Hal ini diperkuat dengan sejumlah data statistik. Dalam hal ekonomi dan politik, Aceh adalah provinsi termiskin di Sumatera, provinsi dengan pertumbuhan ekonomi terendah di Indonesia, nomor 7 tertinggi korupsi di Indonesia, padahal di saat yang sama Aceh adalah provinsi paling besar anggaran APBD di luar Pulau Jawa. Hal ini menunjukkan bahwa pemerintahan daerah di Aceh cukup bermasalah sejak lama. Hal itu pula yang menyebabkan masyarakat Aceh terjebak dalam kemiskinan.
Aceh juga provinsi peringkat ketiga dalam prevalensi angka stunting di Indonesia, tertinggi prevalensi gangguan jiwa, peringkat pertama tingkat pemerkosaan tertinggi yang melapor ke polisi, terendah ketiga angka literasi, daerah paling rendah tidak memiliki sanitasi (WC) di rumah di luar Sumatera. Sejumlah data statistik itu menunjukkan ketertinggalan, keterpurukan dan masalah serius yang dialami oleh masyarakat Aceh.
Dengan sekelumit masalah yang dihadapi, kita patut bertanya, apa yang membuat masyarakat Aceh bertahan dan dapat menikmati hidup sehari-hari dengan normal?
Sejumlah data statistik yang telah disebutkan tadi, menunjukkan anomali dengan satu data yang menunjukkan bahwa masyarakat Aceh paling damai, mandiri dan bahagia.
Berdasarkan Pemutakhiran Pendataan Keluarga Tahun 2023, nilai capaian Indeks Pembangunan Keluarga (iBangga) tertinggi diraih Provinsi Aceh dengan indeks 65,38. Sedangkan nilai terendah adalah Provinsi Papua dengan indeks 51,96 dan DKI Jakarta dengan indeks 56,77.
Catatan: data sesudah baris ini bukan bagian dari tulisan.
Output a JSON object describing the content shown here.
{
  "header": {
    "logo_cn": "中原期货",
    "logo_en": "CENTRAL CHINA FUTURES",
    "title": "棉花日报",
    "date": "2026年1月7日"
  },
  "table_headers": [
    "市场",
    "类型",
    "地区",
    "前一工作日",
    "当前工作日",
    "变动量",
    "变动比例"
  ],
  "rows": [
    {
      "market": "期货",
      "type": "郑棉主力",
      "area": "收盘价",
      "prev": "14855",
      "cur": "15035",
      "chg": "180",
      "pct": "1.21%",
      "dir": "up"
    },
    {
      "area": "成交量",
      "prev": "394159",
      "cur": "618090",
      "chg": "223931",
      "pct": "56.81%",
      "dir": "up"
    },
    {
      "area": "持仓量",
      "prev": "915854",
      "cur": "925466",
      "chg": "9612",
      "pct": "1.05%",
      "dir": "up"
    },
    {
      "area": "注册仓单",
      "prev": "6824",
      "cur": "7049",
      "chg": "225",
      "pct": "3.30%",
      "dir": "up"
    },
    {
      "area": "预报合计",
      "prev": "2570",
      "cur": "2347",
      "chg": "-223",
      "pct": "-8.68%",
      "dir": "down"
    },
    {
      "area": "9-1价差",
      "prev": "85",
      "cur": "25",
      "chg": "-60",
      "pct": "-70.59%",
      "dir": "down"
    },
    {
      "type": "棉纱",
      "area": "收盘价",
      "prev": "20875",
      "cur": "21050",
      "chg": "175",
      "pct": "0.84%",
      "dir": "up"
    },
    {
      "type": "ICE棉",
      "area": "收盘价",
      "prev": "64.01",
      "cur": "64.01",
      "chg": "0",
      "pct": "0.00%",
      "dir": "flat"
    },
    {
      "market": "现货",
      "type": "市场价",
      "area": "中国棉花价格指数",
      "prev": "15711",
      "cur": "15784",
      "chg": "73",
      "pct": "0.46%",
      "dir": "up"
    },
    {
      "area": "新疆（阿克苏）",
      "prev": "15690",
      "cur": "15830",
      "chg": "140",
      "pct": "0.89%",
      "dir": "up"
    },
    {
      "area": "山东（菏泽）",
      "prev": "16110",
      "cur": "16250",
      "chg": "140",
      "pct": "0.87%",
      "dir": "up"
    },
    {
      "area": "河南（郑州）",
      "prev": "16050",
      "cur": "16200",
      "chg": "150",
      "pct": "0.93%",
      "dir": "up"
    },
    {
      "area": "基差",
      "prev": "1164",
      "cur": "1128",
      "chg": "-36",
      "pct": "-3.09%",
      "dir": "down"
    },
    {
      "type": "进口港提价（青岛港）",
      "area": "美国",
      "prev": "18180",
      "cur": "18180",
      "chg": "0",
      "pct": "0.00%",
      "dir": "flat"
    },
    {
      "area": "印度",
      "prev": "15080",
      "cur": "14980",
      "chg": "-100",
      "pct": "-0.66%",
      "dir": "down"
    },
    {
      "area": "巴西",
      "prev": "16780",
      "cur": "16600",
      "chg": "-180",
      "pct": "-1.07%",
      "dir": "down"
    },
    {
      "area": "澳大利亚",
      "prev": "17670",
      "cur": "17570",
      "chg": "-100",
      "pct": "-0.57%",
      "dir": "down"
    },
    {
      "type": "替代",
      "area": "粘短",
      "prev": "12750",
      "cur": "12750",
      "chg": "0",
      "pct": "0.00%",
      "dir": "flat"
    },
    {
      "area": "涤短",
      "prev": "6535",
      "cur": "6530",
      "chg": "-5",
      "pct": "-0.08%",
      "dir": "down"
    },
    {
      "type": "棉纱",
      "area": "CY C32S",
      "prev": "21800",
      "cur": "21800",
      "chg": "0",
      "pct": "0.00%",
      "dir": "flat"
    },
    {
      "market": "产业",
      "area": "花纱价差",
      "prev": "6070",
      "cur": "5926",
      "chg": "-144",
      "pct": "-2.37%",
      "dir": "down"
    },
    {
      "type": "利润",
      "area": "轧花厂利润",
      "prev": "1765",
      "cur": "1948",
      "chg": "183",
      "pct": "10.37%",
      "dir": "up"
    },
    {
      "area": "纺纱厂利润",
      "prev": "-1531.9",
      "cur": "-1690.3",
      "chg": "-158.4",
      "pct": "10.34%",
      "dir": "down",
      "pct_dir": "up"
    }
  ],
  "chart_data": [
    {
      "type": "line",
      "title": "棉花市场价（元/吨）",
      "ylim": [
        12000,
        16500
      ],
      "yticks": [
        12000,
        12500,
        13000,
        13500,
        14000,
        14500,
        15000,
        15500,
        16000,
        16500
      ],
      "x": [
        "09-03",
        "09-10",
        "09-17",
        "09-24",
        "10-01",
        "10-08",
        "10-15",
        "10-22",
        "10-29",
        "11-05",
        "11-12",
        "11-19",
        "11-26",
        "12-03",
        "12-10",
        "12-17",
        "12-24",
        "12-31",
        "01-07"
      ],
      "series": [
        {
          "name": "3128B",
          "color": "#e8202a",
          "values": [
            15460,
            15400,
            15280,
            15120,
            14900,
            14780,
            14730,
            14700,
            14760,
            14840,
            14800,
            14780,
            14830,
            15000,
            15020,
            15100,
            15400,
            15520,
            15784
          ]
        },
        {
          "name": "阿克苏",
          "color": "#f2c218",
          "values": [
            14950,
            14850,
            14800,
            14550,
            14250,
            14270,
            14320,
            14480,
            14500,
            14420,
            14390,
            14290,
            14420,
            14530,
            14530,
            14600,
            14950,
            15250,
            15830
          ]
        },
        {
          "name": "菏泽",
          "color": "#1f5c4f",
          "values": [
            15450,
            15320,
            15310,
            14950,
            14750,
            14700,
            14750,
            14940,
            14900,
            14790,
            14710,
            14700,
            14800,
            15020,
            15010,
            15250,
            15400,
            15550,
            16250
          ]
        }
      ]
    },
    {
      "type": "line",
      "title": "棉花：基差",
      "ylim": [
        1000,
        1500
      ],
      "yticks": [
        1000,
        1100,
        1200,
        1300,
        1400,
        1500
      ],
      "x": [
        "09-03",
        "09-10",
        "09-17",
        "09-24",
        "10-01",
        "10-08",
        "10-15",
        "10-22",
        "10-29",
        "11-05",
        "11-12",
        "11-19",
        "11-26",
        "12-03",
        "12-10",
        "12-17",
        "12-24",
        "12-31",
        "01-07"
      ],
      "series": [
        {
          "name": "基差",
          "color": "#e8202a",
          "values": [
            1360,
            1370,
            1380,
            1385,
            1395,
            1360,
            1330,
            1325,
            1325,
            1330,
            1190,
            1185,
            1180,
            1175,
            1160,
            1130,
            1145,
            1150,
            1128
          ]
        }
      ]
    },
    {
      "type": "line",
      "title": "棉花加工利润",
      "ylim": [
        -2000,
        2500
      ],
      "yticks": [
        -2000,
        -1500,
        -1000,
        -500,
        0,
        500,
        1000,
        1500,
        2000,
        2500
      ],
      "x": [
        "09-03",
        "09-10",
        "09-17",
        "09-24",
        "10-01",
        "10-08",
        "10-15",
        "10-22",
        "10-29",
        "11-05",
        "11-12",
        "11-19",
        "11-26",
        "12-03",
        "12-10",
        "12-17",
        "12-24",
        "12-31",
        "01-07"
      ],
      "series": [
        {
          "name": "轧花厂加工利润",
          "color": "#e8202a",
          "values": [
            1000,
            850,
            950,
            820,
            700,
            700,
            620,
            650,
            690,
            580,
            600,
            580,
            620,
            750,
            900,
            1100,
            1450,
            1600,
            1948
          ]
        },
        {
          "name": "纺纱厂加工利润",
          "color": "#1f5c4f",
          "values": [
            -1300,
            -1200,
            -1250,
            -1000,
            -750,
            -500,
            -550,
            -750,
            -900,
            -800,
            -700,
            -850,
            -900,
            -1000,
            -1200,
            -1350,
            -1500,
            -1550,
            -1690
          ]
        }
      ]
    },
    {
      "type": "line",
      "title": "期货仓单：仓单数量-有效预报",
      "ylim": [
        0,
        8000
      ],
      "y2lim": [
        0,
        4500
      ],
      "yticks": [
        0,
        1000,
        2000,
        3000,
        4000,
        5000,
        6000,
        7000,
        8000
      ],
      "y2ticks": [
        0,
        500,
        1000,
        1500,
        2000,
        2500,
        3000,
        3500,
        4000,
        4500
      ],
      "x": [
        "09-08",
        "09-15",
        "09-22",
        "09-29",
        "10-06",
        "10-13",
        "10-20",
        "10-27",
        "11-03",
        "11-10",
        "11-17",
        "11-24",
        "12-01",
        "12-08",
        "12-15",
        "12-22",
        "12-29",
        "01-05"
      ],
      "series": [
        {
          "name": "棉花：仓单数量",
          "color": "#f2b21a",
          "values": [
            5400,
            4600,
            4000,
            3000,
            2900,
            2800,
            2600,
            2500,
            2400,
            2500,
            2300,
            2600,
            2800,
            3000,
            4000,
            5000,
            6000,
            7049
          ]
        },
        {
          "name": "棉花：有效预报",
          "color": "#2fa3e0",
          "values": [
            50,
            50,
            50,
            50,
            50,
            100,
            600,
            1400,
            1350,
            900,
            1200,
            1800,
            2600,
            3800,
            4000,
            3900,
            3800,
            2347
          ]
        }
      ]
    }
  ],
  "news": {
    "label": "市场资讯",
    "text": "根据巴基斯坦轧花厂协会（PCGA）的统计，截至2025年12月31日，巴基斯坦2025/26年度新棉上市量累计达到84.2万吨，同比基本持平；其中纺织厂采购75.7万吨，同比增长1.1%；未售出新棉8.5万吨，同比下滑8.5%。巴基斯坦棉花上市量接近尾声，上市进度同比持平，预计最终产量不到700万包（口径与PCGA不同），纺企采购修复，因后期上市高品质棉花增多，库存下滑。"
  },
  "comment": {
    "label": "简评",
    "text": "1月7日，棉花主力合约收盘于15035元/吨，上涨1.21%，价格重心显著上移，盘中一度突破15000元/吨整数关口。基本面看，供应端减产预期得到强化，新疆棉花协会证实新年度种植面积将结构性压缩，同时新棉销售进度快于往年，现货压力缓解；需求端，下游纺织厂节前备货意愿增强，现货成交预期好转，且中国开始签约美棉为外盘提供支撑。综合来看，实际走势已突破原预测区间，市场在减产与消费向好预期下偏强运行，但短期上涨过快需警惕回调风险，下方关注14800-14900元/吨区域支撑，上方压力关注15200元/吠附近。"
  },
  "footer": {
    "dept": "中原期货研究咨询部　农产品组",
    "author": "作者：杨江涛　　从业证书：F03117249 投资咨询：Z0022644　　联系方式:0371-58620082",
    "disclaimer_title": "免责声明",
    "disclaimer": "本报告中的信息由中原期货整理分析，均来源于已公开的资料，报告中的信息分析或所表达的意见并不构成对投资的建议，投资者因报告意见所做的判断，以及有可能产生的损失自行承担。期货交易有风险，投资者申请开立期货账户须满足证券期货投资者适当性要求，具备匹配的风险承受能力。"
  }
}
iBangga merupakan salah satu indikator yang menunjukkan kualitas hidup keluarga dan pembangunan keluarga. Nilai iBangga Aceh tertinggi di Indonesia. iBangga mencakup tiga indikator utama: kedamaian, kemandirian, dan kebahagiaan.
Hasil penelitian ini mungkin berkorelasi dengan sebuah survey global yang menempatkan Indonesia sebagai negara paling makmur (flourish), dihitung tidak hanya berdasarkan aspek capaian finansial semata, namun studi yang melibatkan aspek sosial, psikologis dan spiritual yang lebih kompleks.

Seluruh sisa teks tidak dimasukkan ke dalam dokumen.